The patient presented in the ED with diaphoresis, motor dysfunction, paresthesias, nausea, and an ascending paralysis that started in his legs and spread to the upper body, arms, face, and head. The patient was cyanotic and hypoventilating. Within 30 minutes of presenting in the ED, Dr. Westwood developed bradycardia with a BP of 90/50 mmHg. Atropine was administered in response to the bradycardia. Intravenous hydration, gastric lavage, and activated charcoal followed a presumptive diagnosis of tetrodotoxin poisoning that was based on the clinical presentation in the ED. Five hours after treatment, the following vital signs were noted:
- BP 125/79 mmHg
- HR 78 bpm
- Oxygen saturation: 97% on room air
Short Answer Questions
- Define the following phrases and terms associated with the signs and symptoms of Dr. Westwood’s TTX poisoning:
- motor dysfunction
- gastric lavage
- oxygen saturation
- As mentioned in the case description, tetrodotoxin is a molecule that blocks voltage-gated sodium ion channels. What is a voltage-gated sodium ion channel and what is its function?

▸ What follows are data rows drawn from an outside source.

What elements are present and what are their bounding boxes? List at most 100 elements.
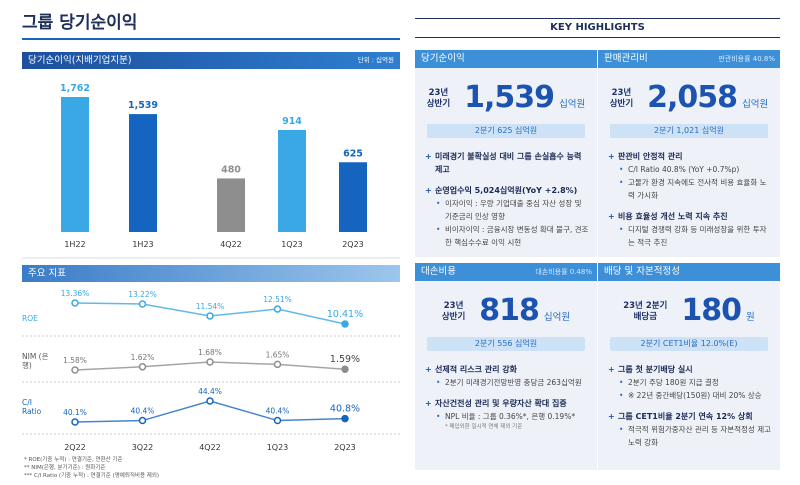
badge: 대손비용률 0.48% — [535, 268, 592, 276]
chart-title: 주요 지표 — [28, 268, 66, 279]
series-name: NIM (은행) — [22, 352, 49, 370]
bar — [339, 162, 367, 232]
bullet: 그룹 CET1비율 2분기 연속 12% 상회 — [608, 410, 772, 423]
value-label: 1,539 — [128, 100, 158, 111]
bullet: 자산건전성 관리 및 우량자산 확대 집중 — [425, 397, 589, 410]
box-title: 대손비용 — [421, 266, 456, 277]
value-label: 44.4% — [198, 387, 222, 396]
footnotes: * ROE(기중 누적) : 연결기준, 연환산 기준 ** NIM(은행, 분기… — [24, 456, 159, 480]
period: 23년 상반기 — [427, 88, 450, 110]
value-label: 40.4% — [131, 407, 155, 416]
kpi-unit: 십억원 — [559, 99, 586, 110]
period-line: 상반기 — [426, 99, 451, 109]
x-tick-label: 1H23 — [132, 240, 153, 249]
note: * 매입외환 일시적 연체 제외 기준 — [445, 424, 523, 430]
value-label: 1.68% — [198, 348, 222, 357]
point — [341, 320, 349, 328]
chart-header: 당기순이익(지배기업지분) 단위 : 십억원 — [22, 52, 400, 69]
sub-bullet: 디지털 경쟁력 강화 등 미래성장을 위한 투자는 적극 추진 — [608, 223, 772, 249]
bar — [129, 114, 157, 232]
point — [206, 358, 214, 366]
sub-bullet: 이자이익 : 우량 기업대출 중심 자산 성장 및 기준금리 인상 영향 — [425, 197, 589, 223]
kpi-value: 818 — [479, 293, 540, 328]
sub-bullet: 고물가 환경 지속에도 전사적 비용 효율화 노력 가시화 — [608, 176, 772, 202]
point — [71, 418, 79, 426]
value-label: 914 — [282, 116, 302, 127]
point — [71, 366, 79, 374]
title-rule — [22, 38, 400, 40]
footnote: * ROE(기중 누적) : 연결기준, 연환산 기준 — [24, 457, 123, 463]
highlight-box: 배당 및 자본적정성 23년 2분기 배당금 180 원 2분기 CET1비율 12.0%… — [598, 263, 780, 470]
x-tick-label: 2Q23 — [342, 240, 364, 249]
kpi-value: 2,058 — [647, 80, 738, 115]
rule — [415, 37, 780, 38]
box-kpi: 23년 상반기 1,539 십억원 — [415, 80, 597, 118]
kpi-unit: 십억원 — [543, 312, 571, 323]
highlight-box: 판매관리비 판관비용률 40.8% 23년 상반기 2,058 십억원 2분기 1,021 … — [598, 50, 780, 257]
value-label: 11.54% — [196, 302, 225, 311]
x-tick-label: 2Q22 — [64, 443, 86, 452]
bullet: 비용 효율성 개선 노력 지속 추진 — [608, 210, 772, 223]
bullets: 미래경기 불확실성 대비 그룹 손실흡수 능력 제고순영업수익 5,024십억원… — [425, 150, 589, 249]
x-tick-label: 1Q23 — [281, 240, 303, 249]
kpi-value: 180 — [681, 293, 742, 328]
value-label: 1,762 — [60, 83, 90, 94]
period-line: 상반기 — [609, 99, 634, 109]
value-label: 1.65% — [266, 350, 290, 359]
box-header: 대손비용 대손비용률 0.48% — [415, 263, 597, 281]
bullets: 선제적 리스크 관리 강화2분기 미래경기전망반영 충당금 263십억원자산건전… — [425, 363, 589, 432]
point — [273, 305, 282, 313]
period-line: 23년 — [428, 88, 449, 98]
box-header: 판매관리비 판관비용률 40.8% — [598, 50, 780, 68]
period-line: 23년 2분기 — [623, 301, 668, 311]
box-title: 판매관리비 — [604, 53, 648, 64]
point — [341, 414, 349, 423]
series-name: ROE — [22, 314, 38, 323]
bullet: 미래경기 불확실성 대비 그룹 손실흡수 능력 제고 — [425, 150, 589, 176]
point — [206, 312, 214, 320]
box-title: 배당 및 자본적정성 — [604, 266, 680, 277]
page-title: 그룹 당기순이익 — [22, 13, 138, 33]
kpi-unit: 원 — [746, 312, 755, 323]
sub-bullet: 2분기 미래경기전망반영 충당금 263십억원 — [425, 376, 589, 389]
period-line: 23년 — [611, 88, 632, 98]
period-line: 23년 — [443, 301, 464, 311]
point — [206, 397, 214, 405]
bullets: 그룹 첫 분기배당 실시2분기 주당 180원 지급 결정※ 22년 중간배당(… — [608, 363, 772, 449]
value-label: 625 — [343, 148, 363, 159]
bullet: 순영업수익 5,024십억원(YoY +2.8%) — [425, 184, 589, 197]
value-label: 12.51% — [263, 295, 292, 304]
period: 23년 2분기 배당금 — [623, 301, 667, 323]
value-label: 40.4% — [266, 407, 290, 416]
chart-header: 주요 지표 — [22, 265, 400, 282]
sub-bullet: C/I Ratio 40.8% (YoY +0.7%p) — [608, 163, 772, 176]
point — [341, 365, 349, 373]
box-title: 당기순이익 — [421, 53, 465, 64]
sub-bullet: 비이자이익 : 금융시장 변동성 확대 불구, 견조한 핵심수수료 이익 시현 — [425, 223, 589, 249]
value-label: 480 — [221, 164, 241, 175]
point — [71, 299, 79, 307]
sub-bullet: 적극적 위험가중자산 관리 등 자본적정성 제고 노력 강화 — [608, 423, 772, 449]
point — [138, 363, 147, 371]
value-label: 13.22% — [128, 290, 157, 299]
badge: 판관비용률 40.8% — [718, 55, 775, 63]
sub-line: 2분기 CET1비율 12.0%(E) — [610, 337, 768, 351]
period: 23년 상반기 — [610, 88, 633, 110]
x-tick-label: 1Q23 — [267, 443, 289, 452]
sub-line: 2분기 556 십억원 — [427, 337, 585, 351]
value-label: 40.1% — [63, 408, 87, 417]
point — [273, 360, 282, 369]
box-header: 당기순이익 — [415, 50, 597, 68]
point — [138, 416, 147, 425]
x-tick-label: 4Q22 — [199, 443, 221, 452]
value-label: 40.8% — [330, 404, 360, 415]
value-label: 13.36% — [61, 289, 90, 298]
bar — [61, 97, 89, 232]
sub-bullet: 2분기 주당 180원 지급 결정 — [608, 376, 772, 389]
sub-bullet: ※ 22년 중간배당(150원) 대비 20% 상승 — [608, 389, 772, 402]
bar — [217, 178, 245, 232]
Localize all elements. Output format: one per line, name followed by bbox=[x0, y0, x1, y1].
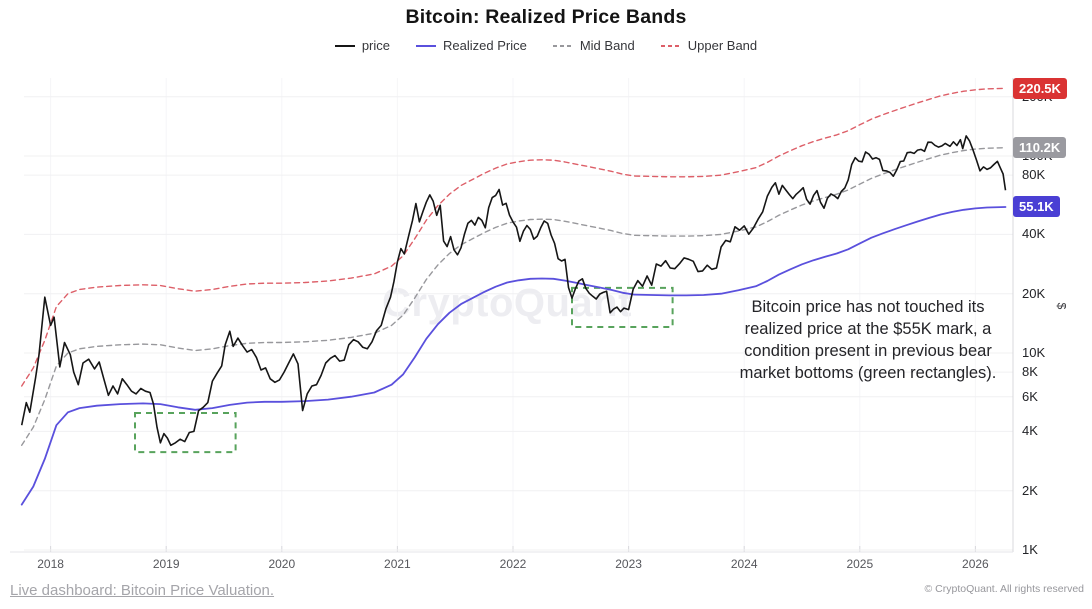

- When nerve cells are at rest, there is an unequal amount of positive and negative charges on either side of a nerve cell membrane. This charge difference creates an electrical potential. Describe how the resting membrane potential (resting potential) is generated.
- What is happening to the electrical potential of a neuron when it generates an action potential? What is the function of the action potential in neurons?
- Describe the role of sodium ions and sodium channels in generating an action potential.
- What would happen to a neuron if it was exposed to tetrodotoxin? Be specific regarding its effect on the ability of a neuron to communicate.
- Now that you have addressed some of the basic biology of this case, explain why Dr. Westwood experienced numbness after eating the puffer fish meal.
- Paralysis is a term used to describe the loss of muscle function. If tetrodotoxin’s effect is on neurons, why did Dr. Westwood experience paralysis?